Parasight – A synthetic biology approach for the detection of parasites | AIChE

Parasight – A synthetic biology approach for the detection of parasites

Authors 

Freemont, P. S. - Presenter, Imperial College London
Webb, A. J., Imperial College London
Kelwick, R., Imperial College London
McKeown, C., Imperial College London
Jensen, K., Imperial College London
Kylilis, N., Imperial College London
Baldwin, G. S., Imperial College London
Ellis, T., Imperial College London

One of the primary goals of synthetic biology is the application-driven generation of new parts, circuits, and systems to solve problems that as yet have not been adequately addressed. The parasitic infection Schistosomiasis affects over 200 million people worldwide, with estimates suggesting that a further 780 million people are at risk of infection. The causative agents are fluke worms of the Schistosoma genus, and infection only occurs when the cercarial larvae are able to penetrate the skin.

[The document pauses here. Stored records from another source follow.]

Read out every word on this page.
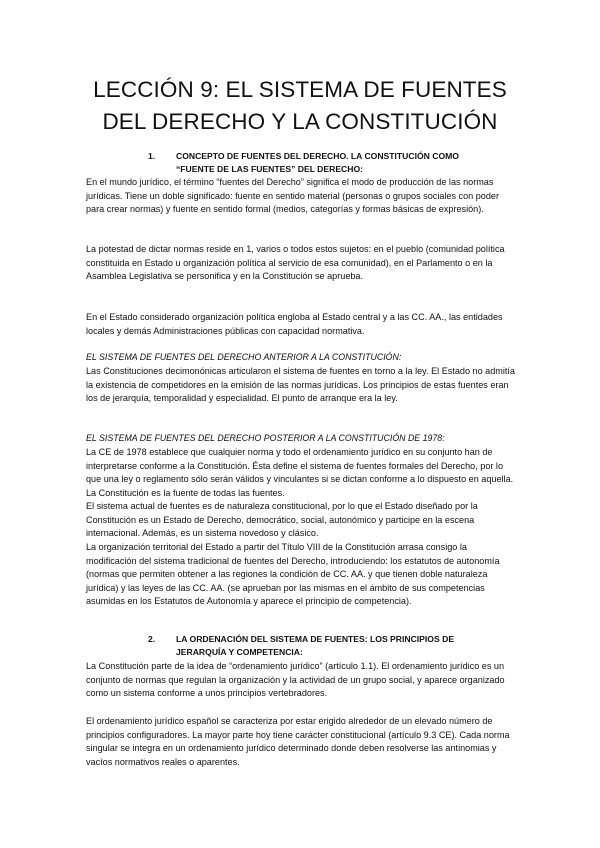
LECCIÓN 9: EL SISTEMA DE FUENTES
DEL DERECHO Y LA CONSTITUCIÓN
1. CONCEPTO DE FUENTES DEL DERECHO. LA CONSTITUCIÓN COMO
“FUENTE DE LAS FUENTES” DEL DERECHO:

En el mundo jurídico, el término “fuentes del Derecho” significa el modo de producción de las normas jurídicas. Tiene un doble significado: fuente en sentido material (personas o grupos sociales con poder para crear normas) y fuente en sentido formal (medios, categorías y formas básicas de expresión).

La potestad de dictar normas reside en 1, varios o todos estos sujetos: en el pueblo (comunidad política constituida en Estado u organización política al servicio de esa comunidad), en el Parlamento o en la Asamblea Legislativa se personifica y en la Constitución se aprueba.

En el Estado considerado organización política engloba al Estado central y a las CC. AA., las entidades locales y demás Administraciones públicas con capacidad normativa.

EL SISTEMA DE FUENTES DEL DERECHO ANTERIOR A LA CONSTITUCIÓN:

Las Constituciones decimonónicas articularon el sistema de fuentes en torno a la ley. El Estado no admitía la existencia de competidores en la emisión de las normas jurídicas. Los principios de estas fuentes eran los de jerarquía, temporalidad y especialidad. El punto de arranque era la ley.

EL SISTEMA DE FUENTES DEL DERECHO POSTERIOR A LA CONSTITUCIÓN DE 1978:

La CE de 1978 establece que cualquier norma y todo el ordenamiento jurídico en su conjunto han de interpretarse conforme a la Constitución. Ésta define el sistema de fuentes formales del Derecho, por lo que una ley o reglamento sólo serán válidos y vinculantes si se dictan conforme a lo dispuesto en aquella. La Constitución es la fuente de todas las fuentes.

El sistema actual de fuentes es de naturaleza constitucional, por lo que el Estado diseñado por la Constitución es un Estado de Derecho, democrático, social, autonómico y participe en la escena internacional. Además, es un sistema novedoso y clásico.

La organización territorial del Estado a partir del Título VIII de la Constitución arrasa consigo la modificación del sistema tradicional de fuentes del Derecho, introduciendo: los estatutos de autonomía (normas que permiten obtener a las regiones la condición de CC. AA. y que tienen doble naturaleza jurídica) y las leyes de las CC. AA. (se aprueban por las mismas en el ámbito de sus competencias asumidas en los Estatutos de Autonomía y aparece el principio de competencia).

2. LA ORDENACIÓN DEL SISTEMA DE FUENTES: LOS PRINCIPIOS DE
JERARQUÍA Y COMPETENCIA:

La Constitución parte de la idea de “ordenamiento jurídico” (artículo 1.1). El ordenamiento jurídico es un conjunto de normas que regulan la organización y la actividad de un grupo social, y aparece organizado como un sistema conforme a unos principios vertebradores.

El ordenamiento jurídico español se caracteriza por estar erigido alrededor de un elevado número de principios configuradores. La mayor parte hoy tiene carácter constitucional (artículo 9.3 CE). Cada norma singular se integra en un ordenamiento jurídico determinado donde deben resolverse las antinomias y vacíos normativos reales o aparentes.
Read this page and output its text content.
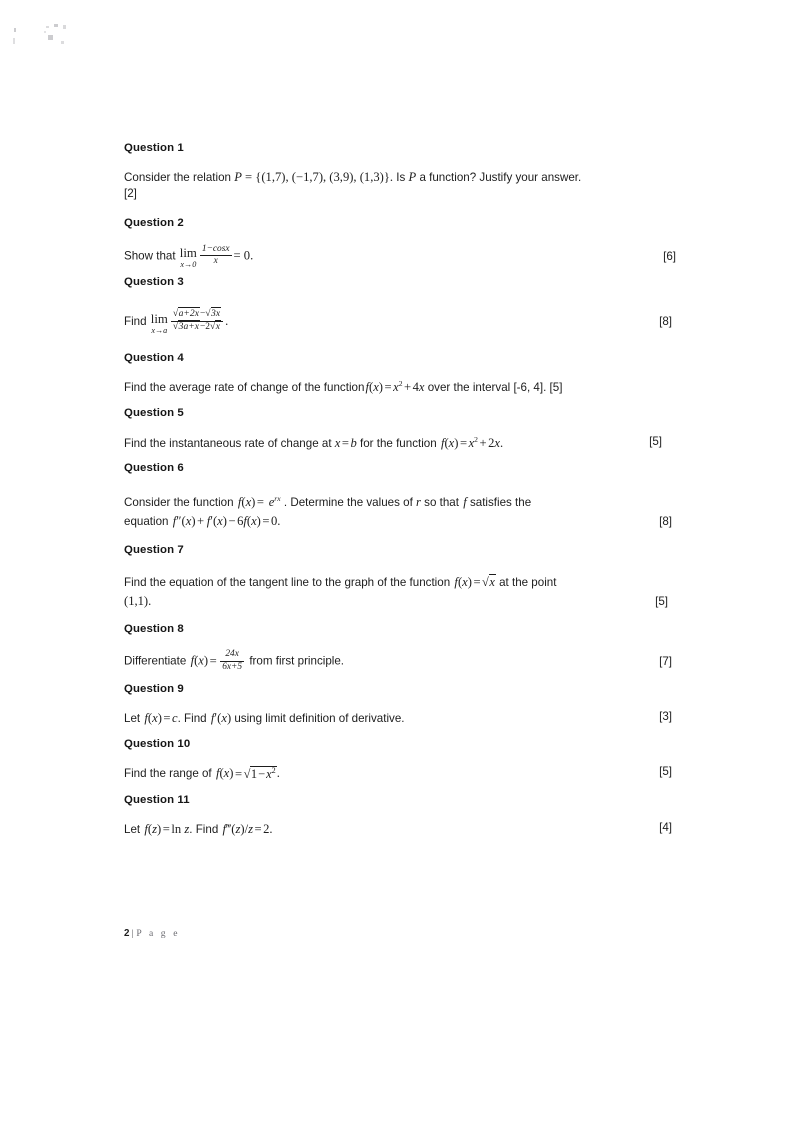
Question 1
Consider the relation P = {(1,7), (−1,7), (3,9), (1,3)}. Is P a function? Justify your answer.
[2]
Question 2
Show that lim
$x\to 0 \frac{1-\cos x}{x} = 0$.	[6]
Question 3
Find lim
$x\to a \frac{√a+2x-√3x}{√3a+x-2√x}$ .	[8]
Question 4
Find the average rate of change of the function $f(x) = x^2 + 4x$ over the interval [-6, 4]. [5]
Question 5
Find the instantaneous rate of change at x = b for the function  $f(x) = x^2 + 2x$.	[5]
Question 6
Consider the function  $f(x) = e^{rx}$ . Determine the values of r so that  f satisfies the
equation  f″(x) + f′(x) − 6f(x) = 0.	[8]
Question 7
Find the equation of the tangent line to the graph of the function  f(x) = √x at the point
(1,1).	[5]
Question 8
Differentiate  $f(x) = \frac{24x}{6x+5}$ from first principle.	[7]
Question 9
Let  f(x) = c. Find  f′(x) using limit definition of derivative.	[3]
Question 10
Find the range of  f(x) = √1 − $x^2$.	[5]
Question 11
Let  f(z) = ln z. Find  f‴(z)/z = 2.	[4]
2 | P a g e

To facilitate this, the cercariae secrete an elastase possessing a defined substrate specificity. Our project takes advantage of this property of the cercarial elastase, and has used it to design and create biosensors that are specific in targeting Schistosoma. The design of our biosensors is based on a two-pronged approach, 1) an accurate detection system which is targeted to the cercarial elastase, and 2) an easily measurable output. Using synthetic biology approaches we have engineered the biosensors to be “housed” in two bacterial chassis, Bacillus subtilis and Escherichia coli. The B. subtilis biosensors comprise a fusion protein that possesses the cell wall binding domain of LytC along with our biosensor component, whilst the E. coli biosensors are composed of the CmpX protein, which traverses the outer membrane, fused with our biosensor component. Both biosensor components are presented to the external environment, and possess cercarial elastase recognition motifs, as well as either a streptavidin binding peptide for the E. coli biosensors, which can be detected by a streptavidin fluorophore conjugate, or a poly-histidine tag for the B. subtilis biosensors, which can be detected using a poly-histidine tag antibody fluorophore conjugate. Thus, when the elastase is present it cleaves the biosensor at the recognition motif site, thereby releasing the detectable components. Here we report and discuss the progress we have made in this important project and share some exciting data.